I have the color space in photoshop set to Adobe RGB 1998
I have downloaded the .icc profiles for the various paper types from Epson. I’m following the color management steps as indicated in the Epson User Manual. The link below will show the settings I’m using in the print dialogs
Most likely your problem is that your Dell LCD is too bright. You’re probably viewing the images toobrightly. When you print and apply a profile, the opposing effect occurs (darkness on print). This is one of the common problems with many LCD monitors.
Which monitor calibration tool are you using? Most upper end calibration packages will allow you to adjust brightness. You want to try getting the luminance below 130 cd/m2 if possible, maybe even below 120 cd/m2 if the monitor will let you.
I am using a Monaco Optix XR calibration device along with th Monaco Optix Pro software that came with it.
“>>You want to try getting the luminance below 130 cd/m2 if possible, maybe even below 120 cd/m2 if the monitor will let you.<<”
That is beyond my understanding. When I use the claibration device it has me adjust the monitor to it’s brightness and darkest levels as part of the calibration process.
I’m not sure what to do. I’m disappointed that I have spent the $ on the calibration device, new monitor and new printer that supports .icc profiles and am getting such problematic output. I really thought I was following the best practices and endeavoring to “do it right” End of sob story
Any other suggestions or help or clarification graetly appreciated.
The Monaco Optix ‘XR’ software is a bit too basic to allow adequate control of your luminance. The next package up (Monaco Optix XR-Pro) allows adequate control, but can’t be bought separately anymore. You can buy it packaged with an instrument, but that’s $279.
Fortunately the DTP-94 colorimeter (sensor) that you have is great. You can add a better calibration software called ColorEyes Display Pro for $171 that will do the job. CED is compatible with your device and will help control brightness downwards for you. It’s a great product and has some other benefits like optimizing your gray balance and trending.Here’s a link to check it out: <http://www2.chromix.com/colorgear/shop/productdetail.cxsa?toolid=1122&pid=10449>
This would be my strongest and least costly recommendation for you.
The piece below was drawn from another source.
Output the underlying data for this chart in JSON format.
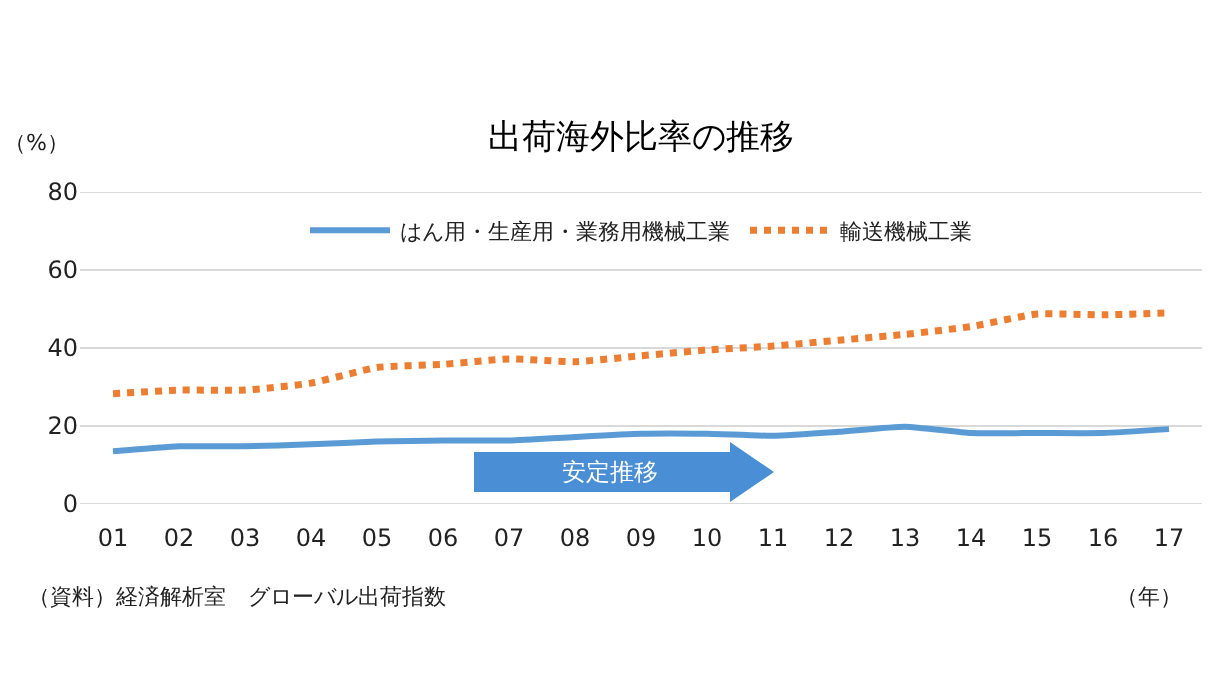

The other consideration (once you’ve isolated and eliminated viewing weaknesses through better calibration of your LCD) is to possibly try a custom profile for the paper stock(s) you use. These days,Epson’sgeneric profiles are pretty decent. However, because of variations with inks, papers, printer models, user environments and actual usage, a custom profile will almost always out-perform a generic profile that’s supplied by the manufacturer. A custom profile measures your specific printer-paper-ink combination in your environment. Simply, more accuracy.
Not to sound like an advertisement… CHROMiX ColorValet is considered one of the best custom profile services in the world and our $99 Print profiles have a 100% Guarantee to work to your satisfaction. It’s a remote service: you download the client software, print an RGB or CMYK target and send it in. A profile is made and downloaded back to you. Check it out : <http://www2.chromix.com/colorvalet/?> or feel free to give me a call.
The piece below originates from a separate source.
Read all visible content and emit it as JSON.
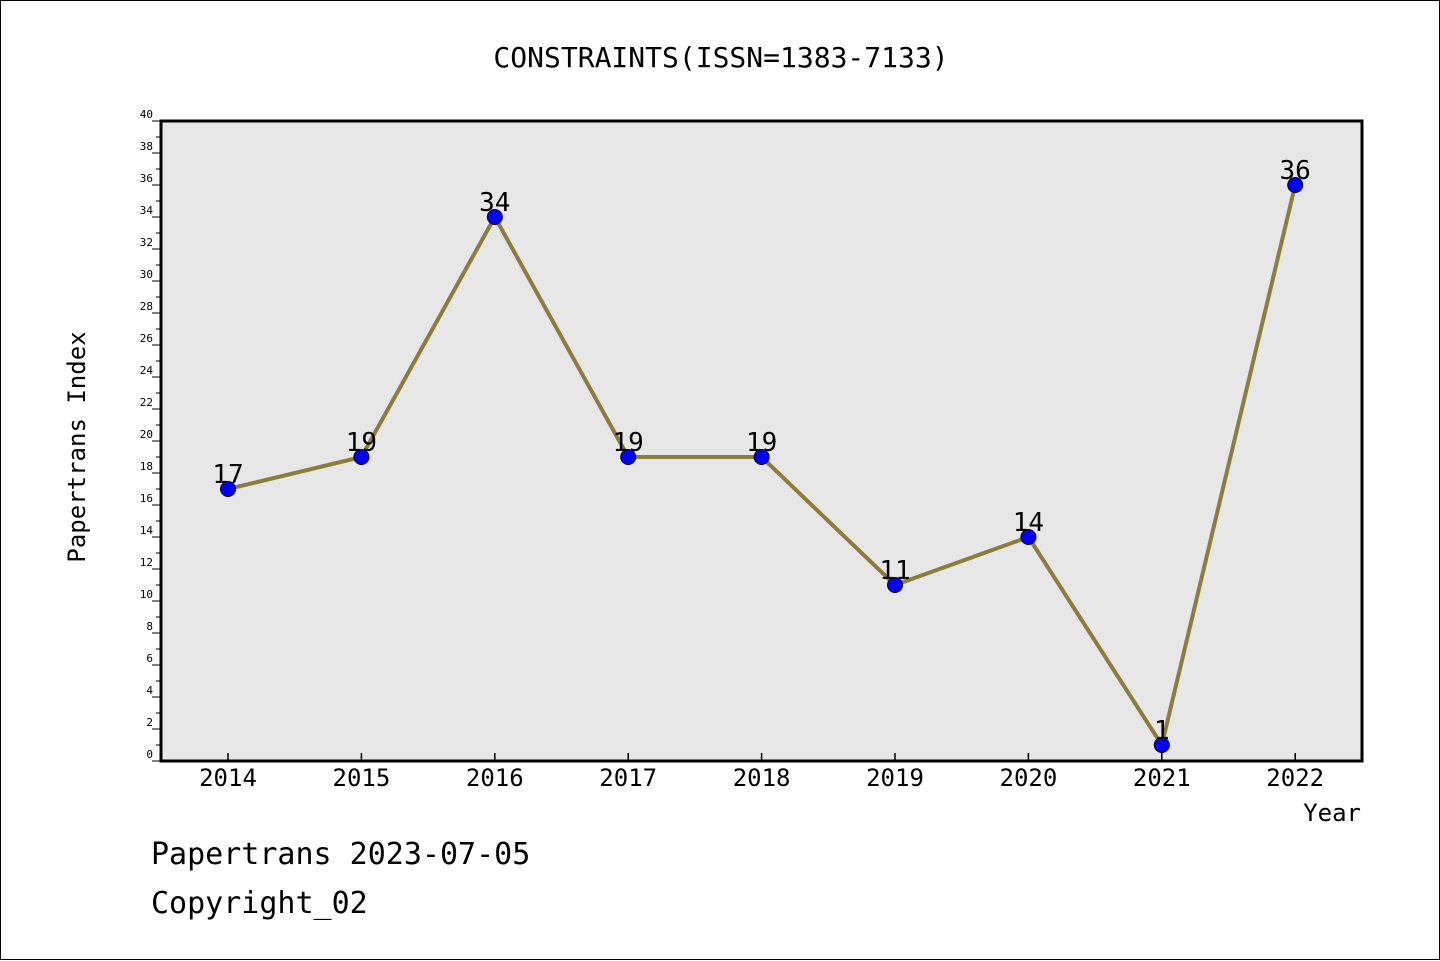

The colorimeter device is labeled MonacoOptix xr. It’s model number is DTP94B. I believe I purchased the device from Chromix for about $279
The software that came bundled with the colorimeter is called MonacoOptix Pro. This sounds like the software that you suggest is not available for purchase separately. IOW, I appear to have the Pro version.
Can you tell me how to use that to get my system better color managed/adjusted?